The MCOs will face fees totaling $67 billion over a 10-year period, which would be delayed until 2014 should the reconciliation bill become law. They also now face restrictions, including a ban on rescissions, no lifetime caps, the inability to bar coverage based on health status, and floors for medical-cost spending as a percentage of premiums (referred to as the medical cost ratio -- MCR, or medical loss ratio -- MLR), all of which can pressure margins. Also, Medicare Advantage (MA) plans, which provide managed care coverage for seniors, will face sharply lower premiums. But we also see offsets, including eventual enrollment gains of up to 32 million previously uninsured members, providing economies of scale and greater negotiating clout with providers. We believe MCOs will be able to better achieve the requisite MCRs by shifting medical-related G&A expenses to benefits expenses. In addition, we see potential opportunities for consolidation.

Meanwhile, we expect revenue growth in 2010 to remain modest, given commercial membership losses. The areas of growth we see are Medicare (MA and prescription drug) programs, given the rising senior population, and Medicaid programs, due to the high unemployment rate.

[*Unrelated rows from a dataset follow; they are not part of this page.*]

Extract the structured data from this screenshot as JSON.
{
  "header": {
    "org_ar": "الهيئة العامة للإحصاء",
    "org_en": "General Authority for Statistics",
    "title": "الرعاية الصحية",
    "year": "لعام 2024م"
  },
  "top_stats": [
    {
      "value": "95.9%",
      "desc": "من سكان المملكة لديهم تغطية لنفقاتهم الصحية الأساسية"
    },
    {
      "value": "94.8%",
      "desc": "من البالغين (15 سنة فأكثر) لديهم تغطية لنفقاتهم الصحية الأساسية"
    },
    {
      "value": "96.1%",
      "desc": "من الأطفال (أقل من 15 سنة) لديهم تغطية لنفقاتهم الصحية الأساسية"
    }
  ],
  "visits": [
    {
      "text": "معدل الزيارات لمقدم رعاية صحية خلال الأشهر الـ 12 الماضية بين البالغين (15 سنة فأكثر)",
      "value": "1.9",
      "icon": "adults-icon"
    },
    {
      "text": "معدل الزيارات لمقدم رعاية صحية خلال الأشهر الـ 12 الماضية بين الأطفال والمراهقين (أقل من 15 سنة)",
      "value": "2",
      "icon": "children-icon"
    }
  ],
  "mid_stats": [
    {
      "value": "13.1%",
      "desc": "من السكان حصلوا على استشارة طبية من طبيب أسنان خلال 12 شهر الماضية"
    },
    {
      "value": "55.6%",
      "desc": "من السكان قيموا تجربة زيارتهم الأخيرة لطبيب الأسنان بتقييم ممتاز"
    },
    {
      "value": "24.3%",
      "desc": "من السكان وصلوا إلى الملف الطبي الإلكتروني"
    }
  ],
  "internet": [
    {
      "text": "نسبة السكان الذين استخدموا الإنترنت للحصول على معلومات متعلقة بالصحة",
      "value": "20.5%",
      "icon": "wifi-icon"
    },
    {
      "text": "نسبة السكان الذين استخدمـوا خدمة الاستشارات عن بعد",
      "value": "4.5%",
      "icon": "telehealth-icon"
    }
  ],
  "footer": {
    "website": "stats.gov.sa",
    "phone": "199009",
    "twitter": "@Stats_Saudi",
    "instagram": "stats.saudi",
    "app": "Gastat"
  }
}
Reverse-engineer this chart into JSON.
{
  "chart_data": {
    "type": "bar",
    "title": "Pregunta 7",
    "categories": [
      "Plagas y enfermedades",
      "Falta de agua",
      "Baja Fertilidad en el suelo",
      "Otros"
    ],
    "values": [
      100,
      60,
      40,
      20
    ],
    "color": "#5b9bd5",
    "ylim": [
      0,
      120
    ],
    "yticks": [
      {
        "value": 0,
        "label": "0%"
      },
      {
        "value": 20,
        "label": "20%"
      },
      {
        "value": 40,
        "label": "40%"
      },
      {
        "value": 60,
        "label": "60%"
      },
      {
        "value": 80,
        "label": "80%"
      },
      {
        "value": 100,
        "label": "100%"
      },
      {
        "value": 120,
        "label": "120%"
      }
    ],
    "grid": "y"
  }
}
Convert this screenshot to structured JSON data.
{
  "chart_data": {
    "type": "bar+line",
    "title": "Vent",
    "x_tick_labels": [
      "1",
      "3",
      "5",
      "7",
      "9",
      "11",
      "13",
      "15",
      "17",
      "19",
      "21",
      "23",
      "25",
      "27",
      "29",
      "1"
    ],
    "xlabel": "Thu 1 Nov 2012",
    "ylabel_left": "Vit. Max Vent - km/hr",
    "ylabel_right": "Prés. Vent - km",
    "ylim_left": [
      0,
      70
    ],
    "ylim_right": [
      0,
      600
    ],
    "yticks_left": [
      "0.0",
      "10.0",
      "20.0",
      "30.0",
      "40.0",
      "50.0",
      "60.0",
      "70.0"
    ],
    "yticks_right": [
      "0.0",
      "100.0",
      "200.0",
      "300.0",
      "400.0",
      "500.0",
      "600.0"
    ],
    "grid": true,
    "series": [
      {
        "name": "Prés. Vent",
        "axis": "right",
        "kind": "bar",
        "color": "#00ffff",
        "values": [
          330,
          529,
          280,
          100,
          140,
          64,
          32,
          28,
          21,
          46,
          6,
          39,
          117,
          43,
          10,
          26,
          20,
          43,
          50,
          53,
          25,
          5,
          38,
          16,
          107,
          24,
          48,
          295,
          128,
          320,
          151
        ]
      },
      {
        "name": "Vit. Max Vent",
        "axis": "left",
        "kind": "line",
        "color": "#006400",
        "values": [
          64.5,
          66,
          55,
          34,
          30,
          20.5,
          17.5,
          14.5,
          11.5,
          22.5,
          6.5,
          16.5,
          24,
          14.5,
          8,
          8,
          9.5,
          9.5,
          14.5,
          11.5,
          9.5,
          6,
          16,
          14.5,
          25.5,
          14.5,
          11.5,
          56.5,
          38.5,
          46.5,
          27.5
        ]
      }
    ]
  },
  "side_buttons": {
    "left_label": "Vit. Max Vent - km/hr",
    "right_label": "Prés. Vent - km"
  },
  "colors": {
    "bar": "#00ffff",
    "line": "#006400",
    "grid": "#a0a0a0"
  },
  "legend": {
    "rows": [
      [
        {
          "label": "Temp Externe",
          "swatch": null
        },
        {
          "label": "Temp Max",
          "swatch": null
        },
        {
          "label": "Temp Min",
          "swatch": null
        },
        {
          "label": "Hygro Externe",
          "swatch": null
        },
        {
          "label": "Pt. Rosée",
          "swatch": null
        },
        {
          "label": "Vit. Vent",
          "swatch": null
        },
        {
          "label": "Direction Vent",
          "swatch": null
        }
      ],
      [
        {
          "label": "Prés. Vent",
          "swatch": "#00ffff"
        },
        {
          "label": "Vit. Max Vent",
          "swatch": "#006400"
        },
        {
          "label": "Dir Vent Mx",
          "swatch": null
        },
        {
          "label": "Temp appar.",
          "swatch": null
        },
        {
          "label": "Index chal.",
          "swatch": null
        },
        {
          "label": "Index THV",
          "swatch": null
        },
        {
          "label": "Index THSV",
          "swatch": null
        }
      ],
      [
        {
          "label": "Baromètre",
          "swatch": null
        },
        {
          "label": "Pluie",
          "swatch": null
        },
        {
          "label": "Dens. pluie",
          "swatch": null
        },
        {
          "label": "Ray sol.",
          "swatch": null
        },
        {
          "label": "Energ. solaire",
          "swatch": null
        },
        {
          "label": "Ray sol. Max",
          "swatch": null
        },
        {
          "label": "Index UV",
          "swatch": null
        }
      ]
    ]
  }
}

We also expect companywide MCRs to rise in 2010, as Medicaid and Medicare programs carry higher MCRs than commercial plans, and MA plans have a reduced premium rate in 2010. Many MCOs also face higher hospital utilization and unit costs, lately due to the H1N1 flu and new COBRA enrollment. COBRA is a program enabling laid-off workers to retain their health insurance through their former employer for up to 18 months as long as they bear their full cost, though most participants have been able to receive 15 months of federal government subsidies. All told, we look for a low single digit decline in EPS in 2010 for the group as a whole.

The S&P Managed Health Care sub-industry index rose 10.6% year to date to March 19, following 28.0% growth in 2009, while the S&P 1500 Composite Index grew 4.5% year to date, following 24.3% growth in 2009.